I have never been in the position those parents are and I would hope I never am. I've also never been in the position of having a family member or anyone I know be effectively braindead and kept alive by machines (as I understand the situation, though I'm sure I'm missing some details). For myself, I wouldn't want to be kept alive if I was in that sort of state and I wouldn't want someone I knew to be kept alive with very little chance of any meaningful recovery.

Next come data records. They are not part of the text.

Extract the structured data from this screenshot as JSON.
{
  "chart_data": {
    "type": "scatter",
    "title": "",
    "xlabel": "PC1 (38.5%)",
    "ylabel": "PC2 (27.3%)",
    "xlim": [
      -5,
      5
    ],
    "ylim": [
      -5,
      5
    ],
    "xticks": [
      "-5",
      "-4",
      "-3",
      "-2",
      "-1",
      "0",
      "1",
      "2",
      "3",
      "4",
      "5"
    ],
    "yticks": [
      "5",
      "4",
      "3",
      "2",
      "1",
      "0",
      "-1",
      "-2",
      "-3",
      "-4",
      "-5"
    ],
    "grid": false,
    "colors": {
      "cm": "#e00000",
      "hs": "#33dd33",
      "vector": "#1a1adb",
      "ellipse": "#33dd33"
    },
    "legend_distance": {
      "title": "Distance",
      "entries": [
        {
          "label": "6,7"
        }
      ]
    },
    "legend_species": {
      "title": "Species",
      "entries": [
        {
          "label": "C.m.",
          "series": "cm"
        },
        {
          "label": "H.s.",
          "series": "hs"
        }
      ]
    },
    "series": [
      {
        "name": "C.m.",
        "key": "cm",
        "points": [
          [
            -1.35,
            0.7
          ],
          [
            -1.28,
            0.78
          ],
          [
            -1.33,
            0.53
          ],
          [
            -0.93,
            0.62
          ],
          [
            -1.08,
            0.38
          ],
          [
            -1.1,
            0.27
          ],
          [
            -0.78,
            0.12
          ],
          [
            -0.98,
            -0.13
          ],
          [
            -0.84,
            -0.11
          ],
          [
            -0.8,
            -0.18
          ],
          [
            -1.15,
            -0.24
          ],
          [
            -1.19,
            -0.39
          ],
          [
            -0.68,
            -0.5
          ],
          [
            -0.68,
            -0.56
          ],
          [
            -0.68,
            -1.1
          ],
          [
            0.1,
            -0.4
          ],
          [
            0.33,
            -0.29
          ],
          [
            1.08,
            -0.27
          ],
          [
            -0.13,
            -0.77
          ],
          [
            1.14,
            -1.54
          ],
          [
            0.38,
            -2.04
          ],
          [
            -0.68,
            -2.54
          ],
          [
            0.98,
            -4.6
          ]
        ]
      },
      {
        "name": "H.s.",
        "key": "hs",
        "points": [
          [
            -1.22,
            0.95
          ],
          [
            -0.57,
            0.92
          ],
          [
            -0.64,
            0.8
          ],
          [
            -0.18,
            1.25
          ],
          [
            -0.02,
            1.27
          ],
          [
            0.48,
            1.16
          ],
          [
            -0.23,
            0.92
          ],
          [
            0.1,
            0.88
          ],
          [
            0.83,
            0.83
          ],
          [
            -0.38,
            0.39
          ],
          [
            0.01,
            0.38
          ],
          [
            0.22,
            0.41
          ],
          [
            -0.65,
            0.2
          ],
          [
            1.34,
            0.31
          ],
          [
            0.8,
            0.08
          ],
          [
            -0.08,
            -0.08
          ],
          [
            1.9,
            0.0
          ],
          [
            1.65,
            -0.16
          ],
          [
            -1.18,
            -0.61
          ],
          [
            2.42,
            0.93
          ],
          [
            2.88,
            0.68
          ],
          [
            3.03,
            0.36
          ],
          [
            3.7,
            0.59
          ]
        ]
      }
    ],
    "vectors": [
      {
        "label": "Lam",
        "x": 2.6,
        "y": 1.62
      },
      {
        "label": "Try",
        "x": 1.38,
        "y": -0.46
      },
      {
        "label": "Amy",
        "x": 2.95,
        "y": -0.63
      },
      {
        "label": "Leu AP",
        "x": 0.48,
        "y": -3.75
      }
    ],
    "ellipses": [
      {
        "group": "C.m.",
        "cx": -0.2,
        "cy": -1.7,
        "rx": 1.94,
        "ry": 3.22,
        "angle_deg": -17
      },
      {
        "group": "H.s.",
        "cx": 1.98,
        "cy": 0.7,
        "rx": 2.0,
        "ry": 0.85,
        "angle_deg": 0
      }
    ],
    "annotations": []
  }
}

My somewhat superficial judgement of the parents and their, on the face of it, appalling treatment of the doctors and the hospital is that they feel powerless at having had a child and all the assorted hopes that go along with that only to see them unfulfillable through no fault of anyone. As a result they seem to have criticised anyone and everyone who's involved in the care of the baby and it's been a complete disaster. Because I've never been in their place I don't feel right judging them no matter how unedifying their criticism of everything from the biggest children's hospital in the country to the entire judicial system has been, but I don't think they've handled the situation well at all. The interruptions from the Pope and Donald fucking Trump a few weeks ago added a surreal tinge to the whole thing that it mercifully seems to have recovered from since, but it's still been horrible viewing.

Of course, the amount of seemingly immaculately staged pictures of the two of them that have adorned the news (and why is he always wearing a fucking England top?) make me somewhat cynical, but I can turn the telly off so it's not so bad.

Why the f**k do you care what he's wearing?